The first cudaMalloc() in each thread takes a long time, while subsequent calls are fast.
That is understood: it is because the first call will cause a CUDA context to be initialized, and
also some overhead for the first use of cudaMalloc itself (see http://forums.nvidia.com/index.php?showtopic=158779).

On my ‘home’ system with 2 x GeForce GTX 465, the first cudaMalloc() takes 1-4 seconds.

On my ‘work’ system with 4 x Tesla 1060 (running the same code) it takes 70 milliseconds.

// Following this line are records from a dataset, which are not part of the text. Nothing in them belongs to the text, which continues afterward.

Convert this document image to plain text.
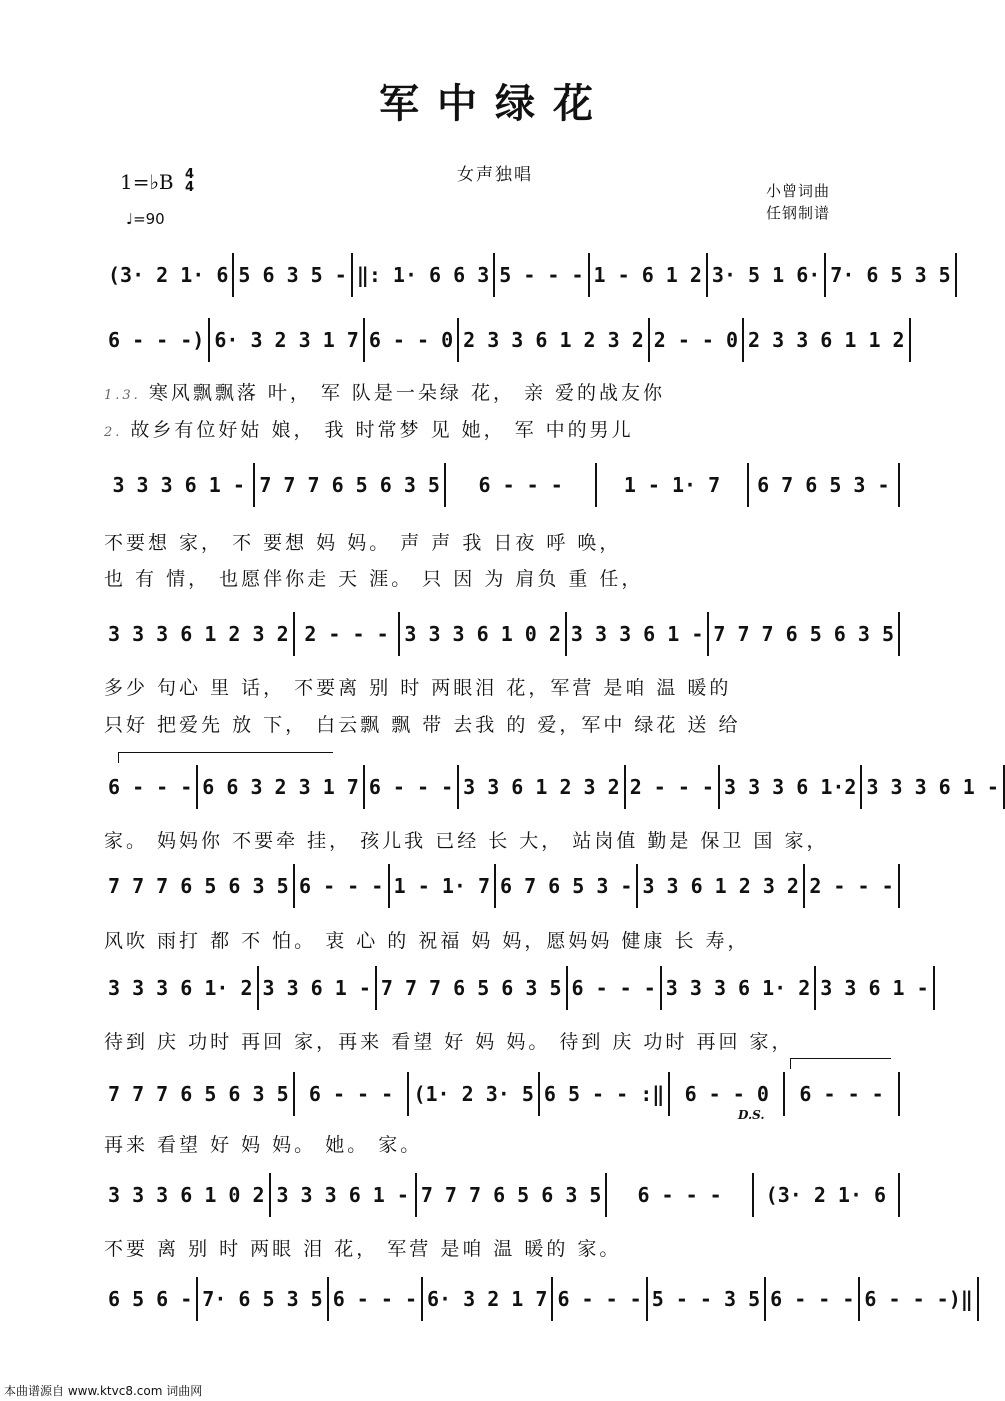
军中绿花
女声独唱
1=♭B 4
4
♩=90
小曾词曲
任钢制谱
(3· 2 1· 6 5 6 3 5 - ‖: 1· 6 6 3 5 - - - 1 - 6 1 2 3· 5 1 6· 7· 6 5 3 5
6 - - -) 6· 3 2 3 1 7 6 - - 0 2 3 3 6 1 2 3 2 2 - - 0 2 3 3 6 1 1 2
1.3. 寒风飘飘落 叶， 军 队是一朵绿 花， 亲 爱的战友你
2. 故乡有位好姑 娘， 我 时常梦 见 她， 军 中的男儿
3 3 3 6 1 - 7 7 7 6 5 6 3 5	6 - - -	1 - 1· 7	6 7 6 5 3 -
不要想 家， 不 要想 妈 妈。 声 声 我 日夜 呼 唤，
也 有 情， 也愿伴你走 天 涯。 只 因 为 肩负 重 任，
3 3 3 6 1 2 3 2 2 - - - 3 3 3 6 1 0 2 3 3 3 6 1 - 7 7 7 6 5 6 3 5
多少 句心 里 话， 不要离 别 时 两眼泪 花，军营 是咱 温 暖的
只好 把爱先 放 下， 白云飘 飘 带 去我 的 爱，军中 绿花 送 给
6 - - - 6 6 3 2 3 1 7 6 - - - 3 3 6 1 2 3 2 2 - - - 3 3 3 6 1·2 3 3 3 6 1 -
家。 妈妈你 不要牵 挂， 孩儿我 已经 长 大， 站岗值 勤是 保卫 国 家，
7 7 7 6 5 6 3 5 6 - - - 1 - 1· 7 6 7 6 5 3 - 3 3 6 1 2 3 2 2 - - -
风吹 雨打 都 不 怕。 衷 心 的 祝福 妈 妈，愿妈妈 健康 长 寿，
3 3 3 6 1· 2 3 3 6 1 - 7 7 7 6 5 6 3 5 6 - - - 3 3 3 6 1· 2 3 3 6 1 -
待到 庆 功时 再回 家，再来 看望 好 妈 妈。 待到 庆 功时 再回 家，
7 7 7 6 5 6 3 5	6 - - -	(1· 2 3· 5 6 5 - - :‖	6 - - 0	6 - - -
D.S.
再来 看望 好 妈 妈。 她。 家。
3 3 3 6 1 0 2 3 3 3 6 1 - 7 7 7 6 5 6 3 5	6 - - -	(3· 2 1· 6
不要 离 别 时 两眼 泪 花， 军营 是咱 温 暖的 家。
6 5 6 - 7· 6 5 3 5 6 - - - 6· 3 2 1 7 6 - - - 5 - - 3 5 6 - - - 6 - - -)‖
本曲谱源自 www.ktvc8.com 词曲网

Does anyone have any idea why the 465 is so slow? Could it be some other aspect of my system making it slow?
Or is the Tesla unusually fast?

The end product may have to run on a whole range of hardware, from ‘PSCs’ to laptops with a single low-powered CUDA
device, so it may be important to know what I should expect from different devices.

Are you running X11 on the GTX465 system?

Not on the GTX 465s. I also have a GeForce 210 that I run X on.

My first cudamalloc is also very slow~ wondering why

As the original poster mentioned above, the very first call to any CUDA API function triggers the creation of a CUDA context “under the hood”. A fair amount of work goes into context creation, so there will be a delay. A multi-second delay can happen under Linux when the kernel module needs to be loaded as part of the context creation process. To keep it resident, turn on persistence mode with nvidia-smi. Users encountering multi-second context creation delays despite using persistence mode should file a bug with a self-contained repro case, noting the exact platform configuration.

Often, cudaMalloc() is the first CUDA API call in a CUDA application and thus gets affected by the context creation delay. If that is inconvenient for some reason, context creation can be triggered by a call to cudaFree(0) prior to the first cudaMalloc().